El miércoles, el presidente se reunió por primera vez con todos sus ministros y secretarios de Estado. En el equipo de gobierno hay más mujeres que nunca, tres de ellas de origen africano y magrebí­, y fueron incluidos nombres conocidos de la izquierda y el centro, como el titular de Exteriores Bernard Kouchner, una actitud que valió numerosas crí­ticas socialistas al mandatario.

«No se hacen grandes reformas con un pequeño equipo», se justificó Sarkozy.

Según él, como jefe de Estado debe olvidar sus preferencias polí­ticas y «tender la mano» a responsables de otras tendencias que son capaces de impulsar y de representar a Francia.

«Soy el presidente de todos los franceses y mi polí­tica será para todos los franceses. Ya no puedo pensar como un jefe de partido», insistió.

Con este fin, Sarkozy recibió el miércoles en el palacio del Elí­seo al lí­der de la extrema derecha, Jean Marie Le Pen, una verdadera primicia en la historia de la V República francesa.

Este encuentro se enmarca en una ronda de consultas que el presidente realiza con todas las fuerzas polí­ticas antes de acudir a la cumbre europea de Bruselas, en la que se discutirá el nuevo proyecto de tratado europeo.

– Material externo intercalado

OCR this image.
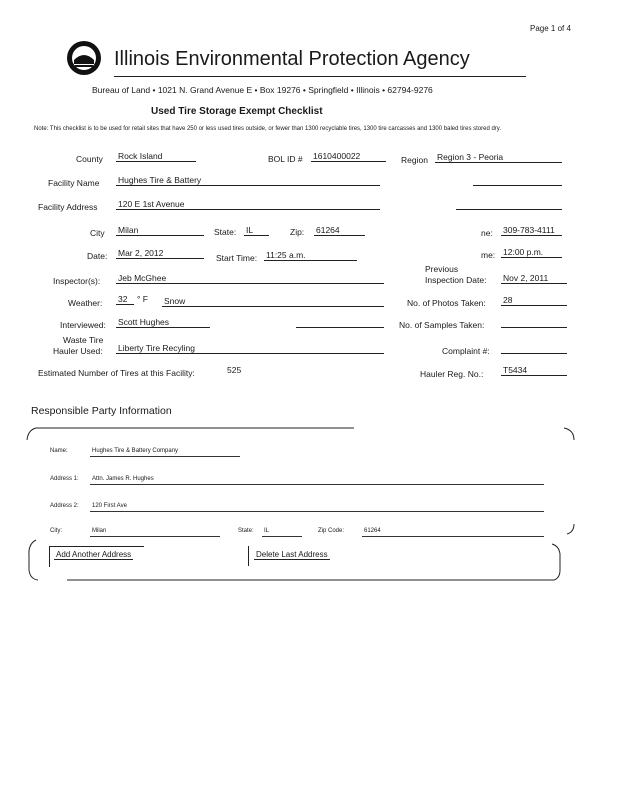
Page 1 of 4
Illinois Environmental Protection Agency
Bureau of Land • 1021 N. Grand Avenue E • Box 19276 • Springfield • Illinois • 62794-9276
Used Tire Storage Exempt Checklist
Note: This checklist is to be used for retail sites that have 250 or less used tires outside, or fewer than 1300 recyclable tires, 1300 tire carcasses and 1300 baled tires stored dry.
County Rock Island	BOL ID # 1610400022	Region Region 3 - Peoria
Facility Name Hughes Tire & Battery
Facility Address 120 E 1st Avenue
City Milan	State: IL	Zip: 61264	ne: 309-783-4111
Date: Mar 2, 2012	Start Time: 11:25 a.m.	me: 12:00 p.m.
Inspector(s): Jeb McGhee
Previous
Inspection Date: Nov 2, 2011
Weather: 32 ° F Snow	No. of Photos Taken: 28
Interviewed: Scott Hughes	No. of Samples Taken:
Waste Tire
Hauler Used: Liberty Tire Recyling	Complaint #:
Estimated Number of Tires at this Facility:	525	Hauler Reg. No.: T5434
Responsible Party Information
Name:	Hughes Tire & Battery Company
Address 1: Attn. James R. Hughes
Address 2: 120 First Ave
City:	Milan	State: IL	Zip Code:	61264
Add Another Address	Delete Last Address
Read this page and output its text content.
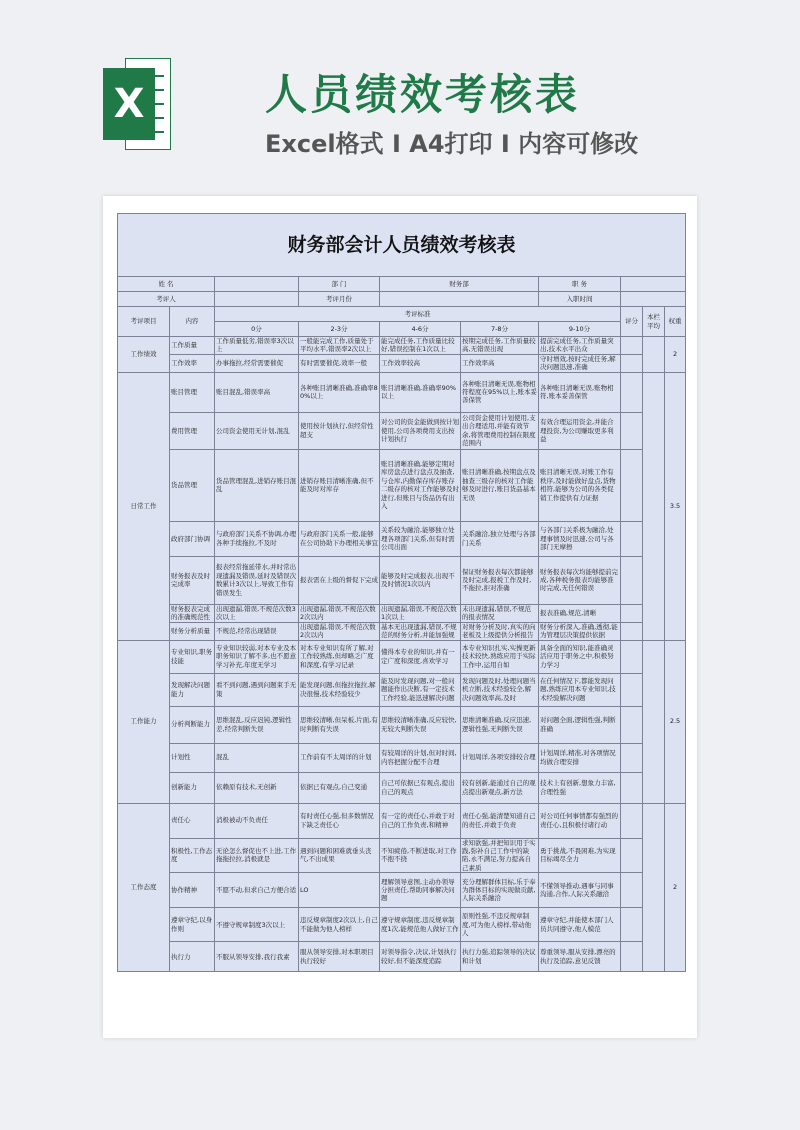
X	人员绩效考核表
Excel格式 I A4打印 I 内容可修改
财务部会计人员绩效考核表									
姓 名			部 门	财务部		职 务			
考评人			考评月份			入职时间			
考评项目	内容	考评标准					评分	本栏平均	权重
		0分	2-3分	4-6分	7-8分	9-10分			
工作绩效	工作质量	工作质量低劣,错误率3次以上	一般能完成工作,质量处于平均水平,错误率2次以上	能完成任务,工作质量比较好,错误控制在1次以上	按期完成任务,工作质量较高,无错误出现	提前完成任务,工作质量突出,技术水平出众			2
	工作效率	办事拖拉,经常需要催促	有时需要催促,效率一般	工作效率较高	工作效率高	守时增效,按时完成任务,解决问题迅速,准确			
日常工作	账目管理	账目混乱,错误率高	各种账目清晰准确,准确率80%以上	账目清晰准确,准确率90%以上	各种账目清晰无误,账物相符程度在95%以上,账本妥善保管	各种账目清晰无误,账物相符,账本妥善保管			3.5
	费用管理	公司资金使用无计划,混乱	使用按计划执行,但经常性超支	对公司的资金能做到按计划使用,公司各项费用支出按计划执行	公司资金使用计划使用,支出合理适用,并能有效节余,将管理费用控制在限度范围内	有效合理运用资金,并能合理投资,为公司赚取更多利益			
	货品管理	货品管理混乱,进销存账目混乱	进销存账目清晰准确,但不能及时对库存	账目清晰准确,能够定期对库房盘点进行盘点及抽查,与仓库,内勤保存库存账存二级存的核对工作能够及时进行,但账目与货品仍有出入	账目清晰准确,按期盘点及抽查三级存的核对工作能够及时进行,账目货品基本无误	账目清晰无误,对账工作有秩序,及时能做好盘点,货物相符,能够为公司的各类促销工作提供有力证据			
	政府部门协调	与政府部门关系不协调,办理各种手续拖拉,不及时	与政府部门关系一般,能够在公司协助下办理相关事宜	关系较为融洽,能够独立处理各项部门关系,但有时需公司出面	关系融洽,独立处理与各部门关系	与各部门关系极为融洽,处理事情及时迅速,公司与各部门无摩擦			
	财务报表及时完成率	报表经常拖延带水,并时常出现遗漏及错误,延时及错误次数累计3次以上,导致工作有错误发生	报表需在上级的督促下完成	能够及时完成报表,出现不及时情况1次以内	保证财务报表每次都能够及时完成,报税工作及时,不拖拉,拒对准确	财务报表每次均能够提前完成,各种税务报表均能够准时完成,无任何错误			
	财务报表完成的准确规范性	出现遗漏,错误,不规范次数3次以上	出现遗漏,错误,不规范次数2次以内	出现遗漏,错误,不规范次数1次以上	未出现遗漏,错误,不规范的报表情况	报表准确,规范,清晰			
	财务分析质量	不规范,经常出现错误	出现遗漏,错误,不规范次数2次以内	基本无出现遗漏,错误,不规范的财务分析,并能加强规	对财务分析及时,真实的向老板及上级提供分析报告	财务分析深入,准确,透彻,能为管理层决策提供依据			
工作能力	专业知识,职务技能	专业知识较弱,对本专业及本职务知识了解不多,也不愿意学习补充,年度无学习	对本专业知识有所了解,对工作较熟练,但却略乏广度和深度,有学习记录	懂得本专业的知识,并有一定广度和深度,喜欢学习	本专业知识扎实,实操更新技术较快,熟练应用于实际工作中,运用自如	具备全面的知识,能准确灵活应用于职务之中,积极努力学习			2.5
	发现解决问题能力	看不到问题,遇到问题束手无策	能发现问题,但拖拉拖拉,解决很慢,技术经验较少	能及时发现问题,对一般问题能作出决断,有一定技术工作经验,能迅速解决问题	发现问题及时,处理问题当机立断,技术经验较全,解决问题效率高,及时	在任何情况下,都能发现问题,熟练应用本专业知识,技术经验解决问题			
	分析判断能力	思维混乱,反应迟钝,逻辑性差,经常判断失误	思维较清晰,但呆板,片面,有时判断有失误	思维较清晰准确,反应较快,无较大判断失误	思维清晰准确,反应迅速,逻辑性强,无判断失误	对问题全面,逻辑性强,判断准确			
	计划性	混乱	工作前有不太周详的计划	有较周详的计划,但对时间,内容把握分配不合理	计划周详,各项安排较合理	计划周详,精准,对各项情况均做合理安排			
	创新能力	依赖原有技术,无创新	依据已有观点,自己变通	自己可依据已有观点,提出自己的观点	较有创新,能通过自己的观点提出新观点,新方法	技术上有创新,想象力丰富,合理性强			
工作态度	责任心	消极被动不负责任	有时责任心强,但多数情况下缺乏责任心	有一定的责任心,并敢于对自己的工作负责,和精神	责任心强,能清楚知道自己的责任,并敢于负责	对公司任何事情都有强烈的责任心,且积极付诸行动			2
	积极性,工作态度	无论怎么督促也不上进,工作拖拖拉拉,消极就是	遇到问题和困难就垂头丧气,不出成果	不知疲倦,不断进取,对工作不抱不挠	求知欲强,并把知识用于实践,弥补自己工作中的缺陷,永不满足,努力提高自己素质	勇于挑战,不畏困难,为实现目标竭尽全力			
	协作精神	不愿不动,但求自己方便合适	LO	理解领导意图,主动办领导分担责任,帮助同事解决问题	充分理解群体目标,乐于奉为群体目标的实现做贡献,人际关系融洽	不懂领导推动,遇事与同事沟通,合作,人际关系融洽			
	遵章守纪,以身作则	不遵守规章制度3次以上	违反规章制度2次以上,自己不能做为他人榜样	遵守规章制度,违反规章制度1次,能规范他人做好工作	原则性强,不违反规章制度,可为他人榜样,带动他人	遵章守纪,并能使本部门人员共同遵守,他人模范			
	执行力	不服从领导安排,我行我素	服从领导安排,对本职项目执行较好	对领导指令,决议,计划执行较好,但不能深度追踪	执行力强,追踪领导的决议和计划	尊重领导,服从安排,漂亮的执行及追踪,意见反馈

En su discurso, el presidente francés admitió que tiene por delante «dos dí­as difí­ciles» en Bruselas y garantizó que sus compatriotas, que rechazaron en 2005 el proyecto de Tratado Constitucional, buscan una Europa «que proteja» y no sea vista como una amenaza.

Según Sarkozy, hasta 2012, su gobierno tendrá la responsabilidad de «escribir la historia de Francia».

«Triunfaremos o fracasaremos todos juntos», concluyó el jefe de Estado ante los diputados y senadores.